No movie script or soliloquy from Hamlet or even David Sedaris can match the story of Abraham. So many faiths have ownership in the saga, with many people including Muhammad claiming kinship with the guy and his children. Map out the family tree, consider the tribal roots and places he moved into, the wives he had, the covenants with his god and it’s a mind boggler. Dismiss it as myth if you choose, but we seem to be living the aftermath of this dysfunctional multi-faceted family today. Many people on opposite checkpoints with loaded weapons pointed at one another all claim this guy as their distant father either spiritually or even blood-wise. It has gotten me thinking lately.

Move forward in time a bit and Muhammad, claiming ancestry to Ishmael, starts multiple families, with multiple wives as was and is still in some places the custom. But without a son, after his death a feud ensues among his extended family and followers and we live today with the legacy of that feud…the Sunni-Shia split. Complex for sure. Deadly, every day.

So when we write or speak about Islam, it may be appropriate to start to refer to Sunnis and Shia separately…for they are different. And their rivalry is violent, not just philosophical or historical. In killing eachother, as all killing seems to claim, innocents suffer.

Understanding the Sunni-Shia split is as fundamental as understanding the Reformation and all the denominations that it created over the years. Judaism’s many forms explains the spectrum of the faith as well as the complexity of Israel’s politics. The Roman Catholic Church and the Eastern Orthodox present a world of belief variety before any study of Protestants.

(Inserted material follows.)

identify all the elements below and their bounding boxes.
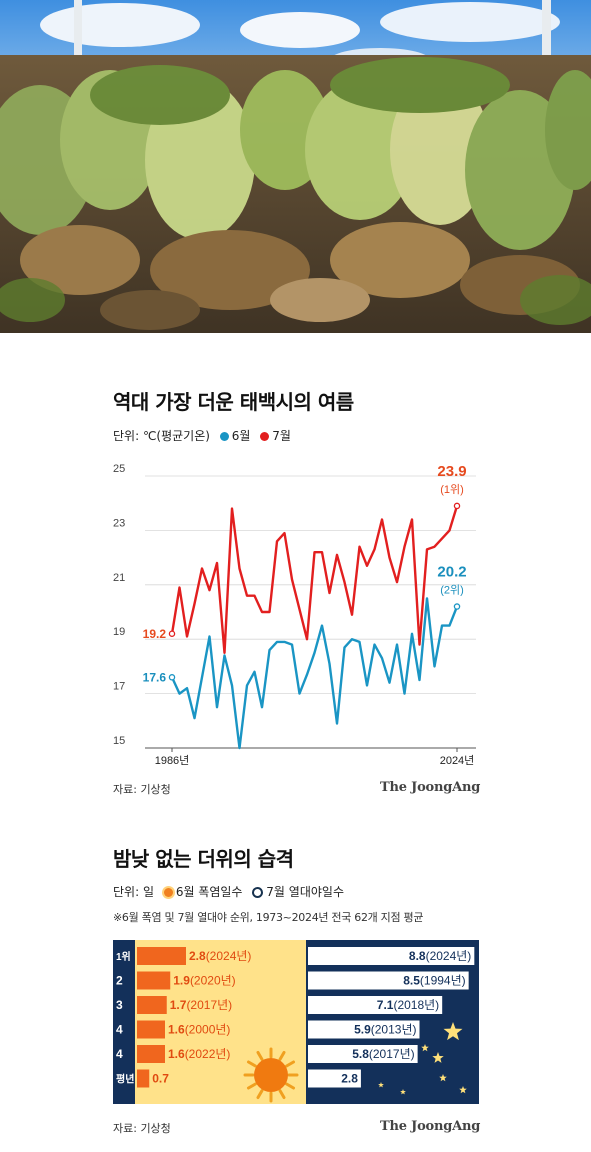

Abraham and Muhammad’s family story foreshadow the complexity of today in more ways than faith and god selection and naming. Tribal structures, the concept of the tribe, the family, the family land, the covenant concept, the family economies, the role of women, warfare, subjugation,…life is there in its many dimensions if we could all agree, in the literature, the words, the story.

Families split in many ways. Understanding why they split is important. Understanding the effects of the split is something many of us live every day and try to understand along the path of living. It makes me think of how this nature of the split is universal. We speak about families in the sense of their unifying effect, the unit, the closeness. But addressing the fragments of family has a great deal of applicability today, whether you're planning Thanksgiving, or negotiating a peace settlement somewhere.

Delve back to Abraham and Muhammad…these stories are modern.